In den Überlegungen von Horst Heimann sind dessen eigene Gedanken und Auffassungen eng mit einer Interpretation der „Kritischen Theorie" verknüpft. Dabei erscheint der Begriff der Kritischen Theorie als eine pauschale Kennzeichnung. Auch bestimmte Aussagen einzelner Denker, insbesondere Max Horkheimers, stehen zumeist als Beleg für „die Kritische Theorie".
Für seine Interpretation benutzt Horst Heimann ein „Krisenerklärungsmodell..., mit dem sowohl die Ursache für die Auslösung der Krise als auch die Mittel zu ihrer Lösung zu erkennen sind: Tiefgründigste Ursache für die Auslösung der Krise unserer Zeit ist der Abfall vom religiösen und transzendenten Denken. Daher ist diese Krise nur zu lösen... durch die Rückgewinnung der verlorenen transzendenten Dimension des Denkens."
Nach der Auffassung Horst Heimanns hat die Kritische Theorie zwar zunächst in der Tradition der Aufklärung und des Marxismus Unbehagen am gegenwärtigen System artikuliert und Impulse zu seiner Beseitigung gegeben. Infolge ihrer Fixierung auf „das Andere" habe sie es jedoch abgelehnt, die notwendigen Verbesserungen in die Praxis umzusetzen, statt dessen habe sie betont, daß evolutionäre Verbesserungen dem System verhaftet bleiben und es daher eher stabilisieren. Dies bedeute „Diffamierung" konkreter Praxis zur Verbesserung der Verhältnisse und „Verzicht auf gesellschaftsverändernde Zielvorstellungen"
Die Bemerkung Horkheimers, daß in Adornos Begriff des Negativen letzten Endes eine negative Theologie stecke, und zwar nicht in dem Sinne „daß es Gott nicht gibt, sondern in dem Sinn, -daß er nicht darzustellen ist", ist für Horst Heimann der Schlüssel dafür, „um das Praxis-Defizit, besser das Praxis-Vakuum der Kritischen Theorie zu erklären und auf einen theorieimmanenten Faktor zurückzuführen"

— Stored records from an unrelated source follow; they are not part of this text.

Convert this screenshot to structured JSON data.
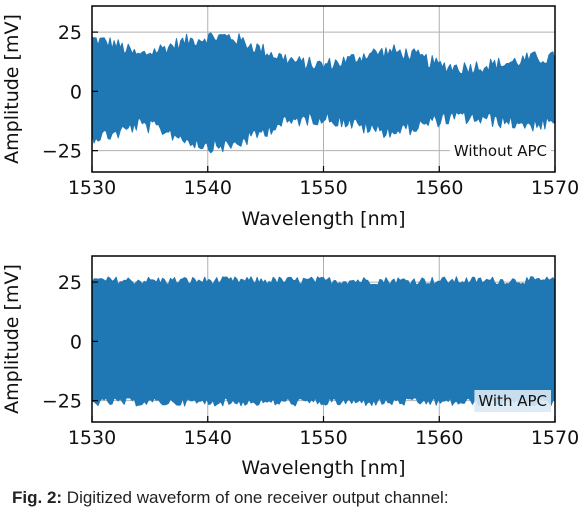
{
  "chart_data": [
    {
      "type": "area",
      "xlabel": "Wavelength [nm]",
      "ylabel": "Amplitude [mV]",
      "xlim": [
        1530,
        1570
      ],
      "ylim": [
        -34,
        36
      ],
      "xticks": [
        "1530",
        "1540",
        "1550",
        "1560",
        "1570"
      ],
      "yticks": [
        "25",
        "0",
        "−25"
      ],
      "annotation": "Without APC",
      "series": [
        {
          "color": "#1f77b4",
          "x": [
            1530,
            1532,
            1534,
            1536,
            1538,
            1540,
            1542,
            1544,
            1546,
            1548,
            1550,
            1552,
            1554,
            1556,
            1558,
            1560,
            1562,
            1564,
            1566,
            1568,
            1570
          ],
          "upper": [
            21,
            19,
            14,
            17,
            20,
            22,
            22,
            18,
            14,
            11,
            10,
            12,
            15,
            16,
            14,
            10,
            9,
            10,
            11,
            13,
            13
          ],
          "lower": [
            -18,
            -17,
            -13,
            -15,
            -19,
            -22,
            -22,
            -18,
            -13,
            -11,
            -10,
            -12,
            -15,
            -16,
            -14,
            -11,
            -10,
            -11,
            -12,
            -13,
            -13
          ]
        }
      ]
    },
    {
      "type": "area",
      "xlabel": "Wavelength [nm]",
      "ylabel": "Amplitude [mV]",
      "xlim": [
        1530,
        1570
      ],
      "ylim": [
        -34,
        36
      ],
      "xticks": [
        "1530",
        "1540",
        "1550",
        "1560",
        "1570"
      ],
      "yticks": [
        "25",
        "0",
        "−25"
      ],
      "annotation": "With APC",
      "series": [
        {
          "color": "#1f77b4",
          "x": [
            1530,
            1535,
            1540,
            1545,
            1550,
            1555,
            1560,
            1565,
            1570
          ],
          "upper": [
            25,
            25,
            25,
            25,
            25,
            25,
            25,
            25,
            25
          ],
          "lower": [
            -25,
            -25,
            -25,
            -25,
            -25,
            -25,
            -25,
            -25,
            -25
          ]
        }
      ]
    }
  ],
  "caption": {
    "lead": "Fig. 2:",
    "text": " Digitized waveform of one receiver output channel:"
  }
}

Dementsprechend wirft Horst Heimann der Kritischen Theorie folgenschweres Versagen vor: „Da sie keine handlungsorientierenden Erkenntnisse zu vermitteln vermochte, Handlungsspielräume sogar verschleierte, hat sie indirekt den blinden Aktionismus der Studentenbewegung gefördert."
Der Gedankengang Horst Heimanns ist in sich stimmig und, sofern man ihn als Erklärungsmodell ohne Rückkoppelung auf das Erklärte betrachtet, höchst plausibel. Überprüft man jedoch, ob diese Interpretation den Schriften der Vertreter der Kritischen Theorie gerecht wird, so zeigen sich Unstimmigkeiten. Beispielhaft sei nur auf zwei Fragenkomplexe hingewiesen, die für die Interpretation Heimanns von zentraler Bedeutung sind:
1. Unter Berufung auf das bekannte Gespräch, das Max Horkheimer mit Helmut Gumnior geführt hat, erklärt Horst Heimann, daß die Vertreter der Kritischen Theorie jede politische Reformpraxis als systemstabilisierend und als Verrat an der emanzipatorischen Zielsetzung verdammten. Wie das Interview ausweist, hat sich Max Horkheimer jedoch alle Mühe gegeben, einer derartigen Fehlinterpretation vorzubeugen. Schon zu Beginn betont er, daß wir alle ein „originär menschliches Interesse daran" haben, „eine Welt zu schaffen, in der das Leben aller Menschen schöner, länger, besser, leidfreier und ... für die Entfaltung des Geistes günstig ist"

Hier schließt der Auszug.